Nevertheless, quite a few Republicans thought it was a bad idea to insult the integrity of American youth and minorities at a moment when everybody agreed that the electoral future belonged to American youth and minorities.
“Romney, take responsibility for being flawed candidate, w/delusional campaign w/no vision,” tweeted Ana Navarro, a Republican strategist.
“I don’t want to rebut him point by point. I would just say to you, I don’t believe that we have millions and millions of people in this country that don’t want to work,” said Senator Marco Rubio of Florida.
Florida is flooded with potential Republican presidential candidates, the top two being Rubio and former Gov. Jeb Bush. That’s reasonable — except, have you noticed that things in Florida always have a tendency to get a little weird? Is it an accident that the woman at the center of the Petraeus scandal — the one with the financial troubles and the glamorous twin — is from Tampa? This week former Gov. Charlie Crist officially repudiated reports in a London paper that he and the twin used to date.
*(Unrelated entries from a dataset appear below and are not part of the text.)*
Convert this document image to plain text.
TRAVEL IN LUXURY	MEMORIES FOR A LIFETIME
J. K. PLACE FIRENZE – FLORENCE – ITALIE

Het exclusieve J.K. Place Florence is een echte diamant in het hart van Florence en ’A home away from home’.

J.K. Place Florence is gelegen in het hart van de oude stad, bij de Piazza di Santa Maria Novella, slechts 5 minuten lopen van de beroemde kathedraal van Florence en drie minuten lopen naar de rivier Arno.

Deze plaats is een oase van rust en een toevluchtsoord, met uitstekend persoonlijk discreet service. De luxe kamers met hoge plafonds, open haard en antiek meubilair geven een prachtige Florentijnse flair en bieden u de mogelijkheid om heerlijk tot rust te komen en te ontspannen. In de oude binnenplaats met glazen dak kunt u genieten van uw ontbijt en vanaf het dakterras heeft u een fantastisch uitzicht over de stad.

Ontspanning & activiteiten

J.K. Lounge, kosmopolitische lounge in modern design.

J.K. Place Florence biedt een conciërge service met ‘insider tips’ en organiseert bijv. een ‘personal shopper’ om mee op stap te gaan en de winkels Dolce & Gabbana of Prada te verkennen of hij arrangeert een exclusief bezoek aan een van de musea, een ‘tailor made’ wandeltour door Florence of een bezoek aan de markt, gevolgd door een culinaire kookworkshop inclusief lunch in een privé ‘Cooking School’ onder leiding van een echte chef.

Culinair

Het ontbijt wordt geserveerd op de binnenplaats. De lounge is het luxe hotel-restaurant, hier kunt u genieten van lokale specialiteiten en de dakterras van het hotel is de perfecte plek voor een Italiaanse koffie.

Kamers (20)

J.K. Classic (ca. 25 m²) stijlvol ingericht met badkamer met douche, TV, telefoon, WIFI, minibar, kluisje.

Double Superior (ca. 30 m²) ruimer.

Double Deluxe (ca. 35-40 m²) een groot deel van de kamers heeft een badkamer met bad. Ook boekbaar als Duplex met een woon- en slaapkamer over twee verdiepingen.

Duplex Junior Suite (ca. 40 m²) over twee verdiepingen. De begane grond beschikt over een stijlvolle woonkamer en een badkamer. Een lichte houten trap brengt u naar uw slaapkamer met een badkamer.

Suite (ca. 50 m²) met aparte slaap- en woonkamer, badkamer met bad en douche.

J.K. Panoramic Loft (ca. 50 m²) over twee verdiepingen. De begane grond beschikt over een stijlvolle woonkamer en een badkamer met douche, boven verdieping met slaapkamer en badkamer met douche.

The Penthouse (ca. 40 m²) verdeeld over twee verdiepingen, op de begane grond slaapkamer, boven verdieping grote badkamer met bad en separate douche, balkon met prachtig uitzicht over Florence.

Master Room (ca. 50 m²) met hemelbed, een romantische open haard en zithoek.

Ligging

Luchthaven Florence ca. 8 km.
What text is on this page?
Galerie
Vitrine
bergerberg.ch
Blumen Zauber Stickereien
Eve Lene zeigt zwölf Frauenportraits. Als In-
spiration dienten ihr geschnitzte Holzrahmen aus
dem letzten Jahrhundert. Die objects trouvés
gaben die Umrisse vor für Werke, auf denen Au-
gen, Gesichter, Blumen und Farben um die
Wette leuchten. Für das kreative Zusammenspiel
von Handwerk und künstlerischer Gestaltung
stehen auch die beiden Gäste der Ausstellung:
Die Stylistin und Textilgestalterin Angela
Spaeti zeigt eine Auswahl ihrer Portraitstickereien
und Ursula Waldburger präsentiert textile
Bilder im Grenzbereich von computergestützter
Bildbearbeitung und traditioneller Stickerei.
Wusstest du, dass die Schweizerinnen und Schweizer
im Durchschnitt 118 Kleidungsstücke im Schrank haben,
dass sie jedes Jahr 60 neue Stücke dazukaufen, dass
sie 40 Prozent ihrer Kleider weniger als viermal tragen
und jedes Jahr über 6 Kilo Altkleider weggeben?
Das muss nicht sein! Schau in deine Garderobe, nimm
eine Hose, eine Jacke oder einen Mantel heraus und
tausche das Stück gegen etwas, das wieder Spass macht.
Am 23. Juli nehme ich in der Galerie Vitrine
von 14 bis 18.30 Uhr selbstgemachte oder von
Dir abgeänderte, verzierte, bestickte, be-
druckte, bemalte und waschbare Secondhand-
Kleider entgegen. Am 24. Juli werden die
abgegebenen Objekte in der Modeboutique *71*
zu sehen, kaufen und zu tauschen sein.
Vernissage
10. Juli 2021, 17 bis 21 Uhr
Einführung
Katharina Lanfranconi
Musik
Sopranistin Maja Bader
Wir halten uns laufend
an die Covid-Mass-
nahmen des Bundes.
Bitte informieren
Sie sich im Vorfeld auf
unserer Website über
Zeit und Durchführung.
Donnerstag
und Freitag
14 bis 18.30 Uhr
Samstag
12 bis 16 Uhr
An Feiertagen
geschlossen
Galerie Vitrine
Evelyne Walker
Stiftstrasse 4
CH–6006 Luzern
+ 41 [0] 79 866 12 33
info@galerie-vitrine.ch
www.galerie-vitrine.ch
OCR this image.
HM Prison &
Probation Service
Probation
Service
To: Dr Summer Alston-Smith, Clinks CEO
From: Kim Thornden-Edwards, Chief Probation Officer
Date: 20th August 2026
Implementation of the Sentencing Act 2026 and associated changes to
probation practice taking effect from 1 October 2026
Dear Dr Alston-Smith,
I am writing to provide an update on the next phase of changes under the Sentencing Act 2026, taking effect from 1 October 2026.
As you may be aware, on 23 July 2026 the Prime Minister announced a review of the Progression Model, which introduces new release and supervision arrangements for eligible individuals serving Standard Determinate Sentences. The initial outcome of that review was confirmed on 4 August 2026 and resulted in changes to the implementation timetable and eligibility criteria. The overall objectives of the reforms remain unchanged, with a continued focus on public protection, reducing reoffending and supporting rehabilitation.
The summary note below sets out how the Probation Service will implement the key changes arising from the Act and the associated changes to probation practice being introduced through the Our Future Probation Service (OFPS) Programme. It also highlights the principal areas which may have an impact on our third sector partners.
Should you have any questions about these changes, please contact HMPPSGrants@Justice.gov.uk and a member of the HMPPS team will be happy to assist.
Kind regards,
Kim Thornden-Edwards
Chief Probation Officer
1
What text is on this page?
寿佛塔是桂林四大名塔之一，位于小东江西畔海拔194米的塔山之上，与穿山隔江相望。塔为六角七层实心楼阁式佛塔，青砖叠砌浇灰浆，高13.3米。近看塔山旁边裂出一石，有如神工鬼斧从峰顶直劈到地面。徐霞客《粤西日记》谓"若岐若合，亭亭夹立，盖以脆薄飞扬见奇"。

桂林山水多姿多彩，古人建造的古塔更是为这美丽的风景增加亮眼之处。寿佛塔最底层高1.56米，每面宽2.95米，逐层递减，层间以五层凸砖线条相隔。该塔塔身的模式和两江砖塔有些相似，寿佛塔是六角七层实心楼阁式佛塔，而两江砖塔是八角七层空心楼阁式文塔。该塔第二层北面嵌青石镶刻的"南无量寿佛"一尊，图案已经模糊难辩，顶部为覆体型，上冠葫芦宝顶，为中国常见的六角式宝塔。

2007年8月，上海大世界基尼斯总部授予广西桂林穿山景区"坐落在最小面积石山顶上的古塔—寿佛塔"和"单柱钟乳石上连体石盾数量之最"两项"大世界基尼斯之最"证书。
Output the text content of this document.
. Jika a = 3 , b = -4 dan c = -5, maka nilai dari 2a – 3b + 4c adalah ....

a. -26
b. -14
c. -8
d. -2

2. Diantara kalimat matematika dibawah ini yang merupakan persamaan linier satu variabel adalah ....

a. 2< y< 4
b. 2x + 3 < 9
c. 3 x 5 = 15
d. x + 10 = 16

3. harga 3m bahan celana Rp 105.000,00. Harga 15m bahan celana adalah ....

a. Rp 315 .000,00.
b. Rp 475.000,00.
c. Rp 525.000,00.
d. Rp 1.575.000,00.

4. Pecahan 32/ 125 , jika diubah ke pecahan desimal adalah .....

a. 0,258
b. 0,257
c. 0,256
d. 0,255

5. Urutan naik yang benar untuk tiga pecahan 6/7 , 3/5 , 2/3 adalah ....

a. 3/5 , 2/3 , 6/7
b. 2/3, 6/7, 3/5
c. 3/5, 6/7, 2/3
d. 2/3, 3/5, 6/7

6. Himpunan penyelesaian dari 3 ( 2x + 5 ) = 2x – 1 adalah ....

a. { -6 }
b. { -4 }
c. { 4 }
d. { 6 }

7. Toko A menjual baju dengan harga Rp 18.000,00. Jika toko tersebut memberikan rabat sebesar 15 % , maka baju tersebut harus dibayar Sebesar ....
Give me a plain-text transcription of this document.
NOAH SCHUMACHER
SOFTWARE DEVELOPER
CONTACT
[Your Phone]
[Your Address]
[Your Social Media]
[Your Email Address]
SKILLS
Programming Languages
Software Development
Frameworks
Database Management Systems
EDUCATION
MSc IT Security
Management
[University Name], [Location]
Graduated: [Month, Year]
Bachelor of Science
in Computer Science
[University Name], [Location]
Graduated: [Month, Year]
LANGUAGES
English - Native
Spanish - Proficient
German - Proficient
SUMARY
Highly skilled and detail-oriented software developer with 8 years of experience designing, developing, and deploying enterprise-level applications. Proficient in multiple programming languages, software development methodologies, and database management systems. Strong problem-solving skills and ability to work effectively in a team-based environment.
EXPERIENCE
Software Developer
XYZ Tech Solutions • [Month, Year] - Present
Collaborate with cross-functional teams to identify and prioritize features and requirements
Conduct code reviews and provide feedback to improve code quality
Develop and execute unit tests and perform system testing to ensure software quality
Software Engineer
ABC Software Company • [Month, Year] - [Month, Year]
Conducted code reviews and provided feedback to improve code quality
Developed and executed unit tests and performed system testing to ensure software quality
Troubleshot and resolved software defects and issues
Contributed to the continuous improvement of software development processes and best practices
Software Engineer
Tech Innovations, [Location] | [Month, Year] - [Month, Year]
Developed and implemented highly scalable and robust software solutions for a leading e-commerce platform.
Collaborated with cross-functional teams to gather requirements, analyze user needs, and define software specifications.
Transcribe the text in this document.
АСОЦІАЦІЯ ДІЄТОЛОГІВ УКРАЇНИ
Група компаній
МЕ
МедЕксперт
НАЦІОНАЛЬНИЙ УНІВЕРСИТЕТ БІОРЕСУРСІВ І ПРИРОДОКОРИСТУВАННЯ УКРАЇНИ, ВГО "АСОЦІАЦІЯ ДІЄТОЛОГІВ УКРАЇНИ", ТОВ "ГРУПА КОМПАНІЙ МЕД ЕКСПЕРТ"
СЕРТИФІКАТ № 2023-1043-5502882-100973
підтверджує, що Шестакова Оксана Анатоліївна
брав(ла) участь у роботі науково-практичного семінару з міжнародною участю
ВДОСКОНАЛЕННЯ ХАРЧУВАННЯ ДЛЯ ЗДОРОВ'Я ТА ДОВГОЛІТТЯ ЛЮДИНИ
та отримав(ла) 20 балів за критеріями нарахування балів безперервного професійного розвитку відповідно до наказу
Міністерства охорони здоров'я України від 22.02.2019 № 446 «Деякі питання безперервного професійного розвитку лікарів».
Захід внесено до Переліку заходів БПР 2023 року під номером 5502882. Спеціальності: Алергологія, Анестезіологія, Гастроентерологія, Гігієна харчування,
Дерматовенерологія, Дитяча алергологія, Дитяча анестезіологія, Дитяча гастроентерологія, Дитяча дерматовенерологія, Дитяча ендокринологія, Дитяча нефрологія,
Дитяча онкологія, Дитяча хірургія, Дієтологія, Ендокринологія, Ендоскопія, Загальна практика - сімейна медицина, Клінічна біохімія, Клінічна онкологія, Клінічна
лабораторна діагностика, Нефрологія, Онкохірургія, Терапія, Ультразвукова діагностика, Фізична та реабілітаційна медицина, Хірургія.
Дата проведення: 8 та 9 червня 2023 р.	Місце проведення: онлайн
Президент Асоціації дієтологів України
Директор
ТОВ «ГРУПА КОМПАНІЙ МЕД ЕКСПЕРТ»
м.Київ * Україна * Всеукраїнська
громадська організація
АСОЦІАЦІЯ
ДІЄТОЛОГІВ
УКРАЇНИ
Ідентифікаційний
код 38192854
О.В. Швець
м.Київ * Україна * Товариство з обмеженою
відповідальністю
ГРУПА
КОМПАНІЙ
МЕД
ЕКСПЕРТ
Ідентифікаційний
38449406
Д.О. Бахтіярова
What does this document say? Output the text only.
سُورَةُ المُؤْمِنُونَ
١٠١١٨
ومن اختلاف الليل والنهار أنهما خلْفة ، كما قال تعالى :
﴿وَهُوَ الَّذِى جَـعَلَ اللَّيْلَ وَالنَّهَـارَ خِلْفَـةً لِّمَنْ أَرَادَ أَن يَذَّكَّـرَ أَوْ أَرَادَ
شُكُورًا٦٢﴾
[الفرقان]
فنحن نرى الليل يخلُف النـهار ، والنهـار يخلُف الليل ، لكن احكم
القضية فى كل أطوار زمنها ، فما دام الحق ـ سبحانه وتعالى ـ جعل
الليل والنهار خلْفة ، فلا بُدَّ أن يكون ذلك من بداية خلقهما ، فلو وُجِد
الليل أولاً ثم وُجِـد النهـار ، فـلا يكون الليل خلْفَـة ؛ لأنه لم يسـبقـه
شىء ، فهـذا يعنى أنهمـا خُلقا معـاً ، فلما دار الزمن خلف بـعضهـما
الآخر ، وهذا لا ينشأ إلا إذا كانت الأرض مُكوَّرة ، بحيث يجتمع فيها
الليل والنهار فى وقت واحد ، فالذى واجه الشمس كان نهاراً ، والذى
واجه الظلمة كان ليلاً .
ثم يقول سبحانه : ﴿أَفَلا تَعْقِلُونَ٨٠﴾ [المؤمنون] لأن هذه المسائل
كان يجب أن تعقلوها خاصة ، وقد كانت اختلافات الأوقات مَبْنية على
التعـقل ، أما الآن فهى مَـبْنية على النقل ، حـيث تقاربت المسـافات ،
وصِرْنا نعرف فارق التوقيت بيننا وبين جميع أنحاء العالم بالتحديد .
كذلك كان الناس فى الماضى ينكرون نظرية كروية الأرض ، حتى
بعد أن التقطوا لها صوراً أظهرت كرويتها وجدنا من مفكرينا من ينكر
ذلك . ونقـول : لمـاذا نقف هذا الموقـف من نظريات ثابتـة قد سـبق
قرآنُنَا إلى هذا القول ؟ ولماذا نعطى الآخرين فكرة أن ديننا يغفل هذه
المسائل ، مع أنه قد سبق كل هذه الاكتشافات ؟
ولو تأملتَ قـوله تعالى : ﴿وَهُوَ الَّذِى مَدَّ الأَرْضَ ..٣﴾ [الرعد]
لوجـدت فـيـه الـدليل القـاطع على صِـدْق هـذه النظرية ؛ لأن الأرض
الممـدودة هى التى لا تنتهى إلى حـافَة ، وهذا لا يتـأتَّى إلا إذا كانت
For Republicans, the mood after the election was so bad that — I know you will be shocked to hear this — a Republican Party official in Texas advocated leaving the Union. “We must contest every single inch of ground and delay the baby-murdering, tax-raising socialists at every opportunity,” wrote Peter Morrison, treasurer of the Hardin County Republican Party. “But in due time, the maggots will have eaten every morsel of flesh off of the rotting corpse of the Republic, and therein lies our opportunity.” (To be fair, you can’t judge an entire state by one county political official. Although Bud Kennedy, a columnist for The Fort Worth Star-Telegram, pointed out that Morrison had once been chosen to help screen public school textbooks for the State Board of Education.)
Romney supporters couldn’t believe that they had lost fairly. The Maine Republican chairman was breathlessly reporting that “dozens, dozens of black people” had mysteriously shown up to vote in rural areas.
Now things are calmer — perhaps because, if they want to, Republicans can just blame everything on Romney’s poor campaign skills. Really terrible skills! Maybe the worst presidential candidate in American history! Well, possibly not worse than Charles Cotesworth Pinckney, who got only 8 percent of the electoral vote against Thomas Jefferson. But Thomas Jefferson had the Louisiana Purchase. If Barack Obama had bought Manitoba, Republicans would have understood his winning.
And actually not quite as bad as John McCain, who got fewer electoral votes when he lost in 2008 than Romney just got. But at least McCain has gone on to provide service to the country in the Senate, such as his current attempts to warn the nation that we haven’t been told enough about what happened during the tragic attack on Benghazi.
McCain was so desperate to sound the alarm that he missed a classified briefing on Benghazi to hold a press conference complaining that he had not been given enough information. Which clearly he hadn’t. He knew nothing! Nothing whatsoever! And what was the administration going to do about that?
“It is essential for the Congress to conduct its own independent assessment,” said the senator, demanding that Congress form a special committee to look into Libya. This would be a double benefit, helping to inform all the members who missed their normal committee briefings while also addressing the continuing national crisis over the shortage of congressional committees.
Afterward, McCain was his normal even-tempered self. (“Because I have the right as a senator to have no comment and who the hell are you to tell me if I can or not?”) But you did have to wonder. McCain. Then Romney. Now, all these guys from Florida and Paul Ryan, who when last heard from was blaming his ticket’s defeat on the “urban” vote.
Somewhere, there’s a right-wing Michael Dukakis waiting for the phone to ring.